CAPE CANAVERAL, Fla. (WHNT) – Repairs are almost complete on the Space Launch System (SLS) rocket that will be used for NASA’s first Artemis mission and a new test date has been set.
The Artemis I rocket was moved from Launch Pad 39B back to the Vehicle Assembly Building (VAB) on April 25 after three failed wet dress rehearsal tests designed to put the rocket through a mock launch, without actually launching the rocket.
The problems discovered during those attempts have since been fixed and the SLS is ready to head back out to the launch pad. The new wet dress rehearsal test is set to start with rolling the rocket from the VAB to the launch pad starting at midnight on June 6.
An upper stage helium check valve was tested and replaced and a small bit of rubber debris was discovered to be the cause of the problem. Crews also fixed a small leak within the tail service mast umbilical ground plate housing on the Mobile Launcher. The software involved with fueling the core stage was also updated.

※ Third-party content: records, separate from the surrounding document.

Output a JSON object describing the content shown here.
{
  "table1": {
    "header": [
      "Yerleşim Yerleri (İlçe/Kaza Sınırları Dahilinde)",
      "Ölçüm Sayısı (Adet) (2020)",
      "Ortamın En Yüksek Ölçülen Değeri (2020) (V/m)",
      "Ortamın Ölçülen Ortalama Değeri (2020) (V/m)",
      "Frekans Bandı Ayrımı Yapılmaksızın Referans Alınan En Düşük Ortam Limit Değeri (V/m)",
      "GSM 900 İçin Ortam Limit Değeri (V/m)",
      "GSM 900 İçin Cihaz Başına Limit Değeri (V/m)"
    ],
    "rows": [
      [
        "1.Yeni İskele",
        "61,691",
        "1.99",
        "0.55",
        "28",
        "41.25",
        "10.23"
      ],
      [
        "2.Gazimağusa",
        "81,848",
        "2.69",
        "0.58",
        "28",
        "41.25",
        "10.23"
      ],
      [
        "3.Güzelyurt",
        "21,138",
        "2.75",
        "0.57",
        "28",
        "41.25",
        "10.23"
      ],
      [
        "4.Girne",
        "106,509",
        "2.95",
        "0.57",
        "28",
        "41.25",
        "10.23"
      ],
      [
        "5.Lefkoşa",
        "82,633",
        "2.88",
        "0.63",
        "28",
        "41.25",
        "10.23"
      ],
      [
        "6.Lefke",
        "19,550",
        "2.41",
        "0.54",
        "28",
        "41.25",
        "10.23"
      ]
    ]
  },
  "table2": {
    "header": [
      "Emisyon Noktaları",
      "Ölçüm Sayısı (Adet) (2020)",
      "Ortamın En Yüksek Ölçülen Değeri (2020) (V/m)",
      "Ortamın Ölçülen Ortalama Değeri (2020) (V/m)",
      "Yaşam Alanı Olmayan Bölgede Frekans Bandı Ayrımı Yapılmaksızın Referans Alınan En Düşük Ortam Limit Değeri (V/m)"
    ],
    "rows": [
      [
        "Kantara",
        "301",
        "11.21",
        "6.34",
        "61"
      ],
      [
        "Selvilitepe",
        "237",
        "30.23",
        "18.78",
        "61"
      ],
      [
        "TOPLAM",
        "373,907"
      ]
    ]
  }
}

Upgrades were also finished at the facility that provides gaseous nitrogen for all of the launch operations at the Kennedy Space Flight Center.
While the SLS was in the VAB, crews also moved ahead with work that was originally scheduled to be completed after wet dress rehearsal. Some of the forward work included opening the Orion crew module hatch to install some of the payloads for the Artemis I mission and replacing some ground systems panels with flight panels.
After the rocket completes the 4.2-mile journey to the launch pad it will take about two weeks to prepare the rocket and ground launch systems for the wet dress rehearsal. The test is set to start on June 19.